Sunday, February 21, 2010

Disappearing Acts

This last morning in America I donned an old pair of gym shorts I found rolled up in a drawer and wrapped myself in sweatshirt and knit cap and drove down to the high school to run brutally cold laps around the track while the sun rose over the little tin stadium of Colton Viking High. These are the moments I feel I am at my human best. Frosty grass. Chilled air filling my lungs. Blue skin tight like frozen plumbs right out of the ice box, and my legs pounding out hard truths. I like to think these moments clear my mind, but they just fill me with ravenous thoughts instead. Memories of people I have known who have passed in and out of my life. As I have returned home to a previous life, I can’t help but think of the people who have put their hands and minds onto my body, who have shaped and molded and pulverized and created who I am today.
I have known souls who have chased fortune and power all of their days, chased respect and fame too until they have sat perched along mountain top thrones and laughed at the peons below. I’ve known others trying to live up to legacies of forgotten family kings and queens and who broke their bodies to be taken seriously by bankrupt peers.
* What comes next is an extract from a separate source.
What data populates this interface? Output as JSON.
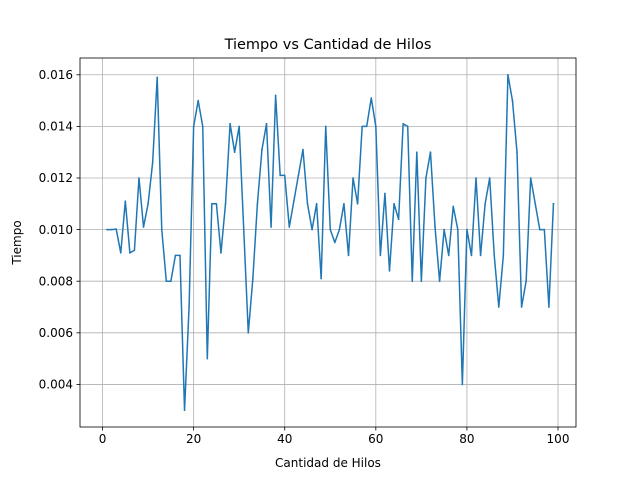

I’ve seen the trappings of material wealth: the house, the toys, the gadgets, the treasures, and sat in million dollar palaces and watched them turn to dust. I’ve run with the wild ones who have spent their lives looking for one person, rejecting everyone who wasn’t good enough and laid beside others who reject the one person that will ever love them and sought escape instead. I’ve thieved with people whose entire existence is revenge or to blame others for their misery, who cry, “You have broken my heart,” when really they broke their own. I’ve known all these. I have watched them, and like water in a stream, they are the rocks I have beaten myself against as I pass away.
As a boy I filled my life with art. I lived by the maxim that experience was worth everything. For good or bad, even if I played the fool, it mattered nothing, because I was growing, learning. I sought to be inspired, to cast my life like runic stones and read the fortune after the fall. Yet as a man I find those around me, those people I have grown with are miserable now. Those grinning fools, those laughing assassins, those fearless dear souls, they have fallen into the abyss of protecting what is theirs, begrudging all the aspects of their life that they can no longer stand. I want to laugh. I want to scream with humor, but no one laughs anymore. I think the world is a comedy but everyone around me is so serious, unto death. Who has wronged me? Who has stolen from me? What I have lost, given up, pushed into the recesses of the forgotten for the sake of others? These are their maxims now.
I wish it were as simple as this box I had when younger. It was a magic set I received as a Christmas gift. It had rings that would join if you clicked them in the right spot, and a blue plastic bag with a hidden pocket that would conceal an egg. It had a glass pitcher with clear insert that trapped milk inside even when poured into a newspaper, a cane that turned into a bouquet of tulips, and a deck of cards on a string that would return to my hand after I threw them in the air like confetti. But my favorite was this little box of disappearing acts.
About shoebox in size, there were two doors, one on top and another in the front, with a mirror cut diagonal inside so that if you dropped the little yellow plastic bunny in the top and tapped it with your wand, “Abracadabra!”
It wouldn’t be seen when you opened the front door.
Vanished... just like that into thin air.
I used to perform these magic tricks in front of family and friends. My grandparents would applaud, my parents would howl. Sympathy laughs, I realize now, but isn’t that what family is for. To smile and encourage even the most mundane, the most banal, to celebrate just for the sake of goofiness?
Of course, no one asks for those things anymore. No one cares if you can pull magic coins out from behind someone’s ears or if white doves are stuffed inside your coat sleeves just waiting for the right chance. Magic is lost. We live for only the tangible now. We live for what can be bought and sold, what can be measured, adjudicated, what can be put down in black and white. Nothing else matters.
So this morning as I climb the gravel road away from the track of my boyhood home after having run my laps and frozen my body to the point that only hot showers and tropical weather can thaw. I prepare to return to this land of language and culture that I don’t understand, to this place where I cannot pronounce the names of people I meet and whose food places bets with my bowels, to unkind cities and unforgiving and undecipherable laws, so that I can be alone. Quiet in my thoughts now, I am thankful that I need or want nothing. The only things I seek are those which have no names. Things I hope will find me surprised, baffled, perplexed and off guard. My true life, that comes to me in whispers, but leaves me in roars.